12. Governing Law. The construction, interpretation and performance of this Agreement and all transactions under it shall be governed by the laws of the State of Delaware excluding any of its conflict of laws provisions. DORTEK and Customer specifically exclude the application of the United Nations Convention on Contracts for the International Sale of Goods to this Agreement.
13. Choice of Forum. Any and all claims or actions challenging the validity, interpretation or performance of this Agreement shall be brought in the state or federal courts located within the State of Delaware and the parties hereby consent to the personal jurisdiction and venue of such courts with respect to such claims or actions. Notwithstanding the foregoing, DORTEK may seek interim injunctive relief in any court of appropriate jurisdiction with respect to any alleged or anticipatory breach of DORTEK’s proprietary rights.
14. Force Majeure. Except for the payment of money due and owing, neither party shall be held responsible for any delay or failure in performance of any part of this Agreement to the extent that delay or failure is caused by causes beyond its reasonable control (“Force Majeure Conditions”), including, but not limited to, fire, flood, explosion, war, strike, embargo, government requirement, civil or military authority, act of God, act or omission of carriers or other similar causes and, with respect to DORTEK, inability to reasonably obtain necessary labor, materials, components or manufacturing facilities. If any Force Majeure Condition occurs, the party delayed or unable to perform (“Delayed Party”) shall give immediate notice to the other party (“Affected Party”), and the Delayed Party, upon giving prompt notice to the Affected Party, shall be excused from performance under this Agreement for the duration of the Force Majeure Condition; provided, however, that the Delayed Party shall take all reasonable steps and cooperate with the Affected Party to avoid or remove the cause of non-performance and shall resume performance hereunder with dispatch when the Force Majeure Condition ceases. If the Force Majeure Condition does not cease within sixty (60) days, the Affected Party may terminate this Agreement. If Force Majeure Condition cause shortages in DORTEK’s supply of Products or materials necessary to produce the Products, DORTEK may, without obligation to obtain similar products or such materials from other sources, first satisfy its own requirements and the requirements of its divisions, subsidiaries and affiliates for such materials and Products and then allocate the remainder among its customers in a manner and amount that, in DORTEK’s sole judgment, is fair and reasonable.

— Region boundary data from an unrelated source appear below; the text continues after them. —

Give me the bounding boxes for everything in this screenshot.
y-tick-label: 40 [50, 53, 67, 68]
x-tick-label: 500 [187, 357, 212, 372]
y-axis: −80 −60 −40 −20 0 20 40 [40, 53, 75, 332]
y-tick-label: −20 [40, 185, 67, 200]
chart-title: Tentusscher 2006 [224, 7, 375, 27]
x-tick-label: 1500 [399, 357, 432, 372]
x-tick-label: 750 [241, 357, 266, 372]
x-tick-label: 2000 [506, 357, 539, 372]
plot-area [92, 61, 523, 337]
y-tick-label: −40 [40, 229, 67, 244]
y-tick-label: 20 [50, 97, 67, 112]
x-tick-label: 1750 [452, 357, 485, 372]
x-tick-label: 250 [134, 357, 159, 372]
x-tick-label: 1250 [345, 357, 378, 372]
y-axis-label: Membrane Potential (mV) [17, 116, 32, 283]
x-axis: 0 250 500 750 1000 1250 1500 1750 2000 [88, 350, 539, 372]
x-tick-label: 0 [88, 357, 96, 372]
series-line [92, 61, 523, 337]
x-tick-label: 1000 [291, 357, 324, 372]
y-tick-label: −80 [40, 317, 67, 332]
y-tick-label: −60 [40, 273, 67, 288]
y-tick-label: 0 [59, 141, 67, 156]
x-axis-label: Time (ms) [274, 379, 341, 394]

15. Non-Waiver. No course of dealing or failure of either party to strictly enforce any term, right or condition of this Agreement shall be construed as a waiver of that term, right or condition.
16. Enforceability. If any provision of these Terms of Sale are held to be invalid or unenforceable by a court or other body of competent jurisdiction, such invalidity of unenforceability shall not affect the validity or enforceability of the remainder of the Terms of Sale and the invalid or unenforceable provision shall be replaced by a legally valid and enforceable provision coming closest to achieving the same result (to the maximum legal extent) as the invalid or unenforceable provision.